Although I haven’t started tracking my sleep, I track my steps and check on productivity during the day. I have seen an improvement in fitness and productivity. I now have a routine that helps to keep things in check. Having the facts does truly help. I am trying to create a balance to avoid being obsessed with the readings on the tracker.
The next step is to track my sleep, I am quite sure what I think is not necessarily the reality…

fernando 6 years ago

Babra – yes, there’s a saying, we measure what matters to us.

fernando 6 years ago

Jack – this is a very good point. We can resist and rebel against things we track and measure. On Gretchen Rubin’s four tendencies test I score quite highly on the “Rebel” tendency and I certainly don’t like being told what to do or how to fit into somebody else’s idea of what I should be.

So, I tend to look at anything I track as a tool in my own rebellion, rather than some kind of social norm being forced upon me.

And, I think framing it as controlling is maybe part of the problem as well.

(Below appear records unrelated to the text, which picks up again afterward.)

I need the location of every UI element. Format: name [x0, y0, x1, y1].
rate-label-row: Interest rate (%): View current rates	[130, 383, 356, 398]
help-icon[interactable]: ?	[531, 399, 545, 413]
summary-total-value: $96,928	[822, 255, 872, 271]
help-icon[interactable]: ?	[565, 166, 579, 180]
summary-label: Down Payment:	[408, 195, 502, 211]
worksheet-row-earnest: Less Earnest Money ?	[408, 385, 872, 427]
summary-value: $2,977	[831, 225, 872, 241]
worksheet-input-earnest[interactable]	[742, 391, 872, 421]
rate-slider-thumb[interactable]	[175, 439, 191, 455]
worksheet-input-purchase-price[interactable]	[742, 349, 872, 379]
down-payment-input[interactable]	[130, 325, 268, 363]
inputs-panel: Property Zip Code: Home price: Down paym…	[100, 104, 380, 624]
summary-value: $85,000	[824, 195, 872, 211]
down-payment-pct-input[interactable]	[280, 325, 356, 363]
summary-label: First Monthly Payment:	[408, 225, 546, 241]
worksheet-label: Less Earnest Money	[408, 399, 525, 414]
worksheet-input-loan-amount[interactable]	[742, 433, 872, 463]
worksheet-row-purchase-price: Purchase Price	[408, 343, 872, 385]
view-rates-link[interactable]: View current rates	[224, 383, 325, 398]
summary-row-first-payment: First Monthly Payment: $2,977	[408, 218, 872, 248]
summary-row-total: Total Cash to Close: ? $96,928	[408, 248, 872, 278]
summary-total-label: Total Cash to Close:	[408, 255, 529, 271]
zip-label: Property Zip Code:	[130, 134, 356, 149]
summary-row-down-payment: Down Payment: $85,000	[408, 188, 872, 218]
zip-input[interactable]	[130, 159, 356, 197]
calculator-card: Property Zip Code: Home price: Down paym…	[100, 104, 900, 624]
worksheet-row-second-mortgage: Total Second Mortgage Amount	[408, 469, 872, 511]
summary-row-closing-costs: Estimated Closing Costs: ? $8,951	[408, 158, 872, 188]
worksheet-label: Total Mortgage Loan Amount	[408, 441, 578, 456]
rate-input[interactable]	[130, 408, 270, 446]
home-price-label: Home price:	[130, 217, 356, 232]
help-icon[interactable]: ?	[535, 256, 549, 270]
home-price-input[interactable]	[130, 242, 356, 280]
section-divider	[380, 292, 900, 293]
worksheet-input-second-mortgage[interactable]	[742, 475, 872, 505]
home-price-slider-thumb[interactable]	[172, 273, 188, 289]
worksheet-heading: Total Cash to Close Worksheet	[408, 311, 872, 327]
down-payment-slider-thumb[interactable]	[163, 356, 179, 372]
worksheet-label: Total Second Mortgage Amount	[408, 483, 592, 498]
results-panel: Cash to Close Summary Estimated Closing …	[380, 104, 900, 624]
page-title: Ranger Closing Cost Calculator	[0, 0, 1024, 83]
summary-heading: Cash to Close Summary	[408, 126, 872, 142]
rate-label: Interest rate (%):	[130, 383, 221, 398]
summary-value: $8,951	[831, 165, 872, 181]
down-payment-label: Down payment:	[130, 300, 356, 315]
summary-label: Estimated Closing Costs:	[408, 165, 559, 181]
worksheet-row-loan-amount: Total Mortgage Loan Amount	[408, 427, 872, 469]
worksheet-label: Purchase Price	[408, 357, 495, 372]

I can’t really control my weight or my sleep. Some nights will be bad and some weeks my weight will fluctuate. But, I can track those changes and ask what, if anything I can do to improve them. Often the important choices aren’t even ones I make in bed or at the dining table.

fernando 6 years ago

The app does suggest about 20% of the sleep time should be REM and also grades the quality of the overall sleep based on time to fall asleep and interruptions during the night. It’s giving me a lot of food for thought.

Jack 6 years ago

Your view on it is very interesting, funny they have a “rebel” tendency, but yeah I find it very interesting the way you use your own rebellion to improve those habits. Im just talking from the simple action of trying to excercise more or trying to sleep earlier only to lie down on the bed unable to close your eyes and shut down ur brain because “if I go to sleep now Ill have 6.34 hours of sleep” and that has never worked for me, personally. But you are right that the key to the puzzle is more about that rebellion itself and the fluctuations and choices we made during those fluctuations that we were unable to track ourselves rather than what we think we did to generate that unwanted fluctuation.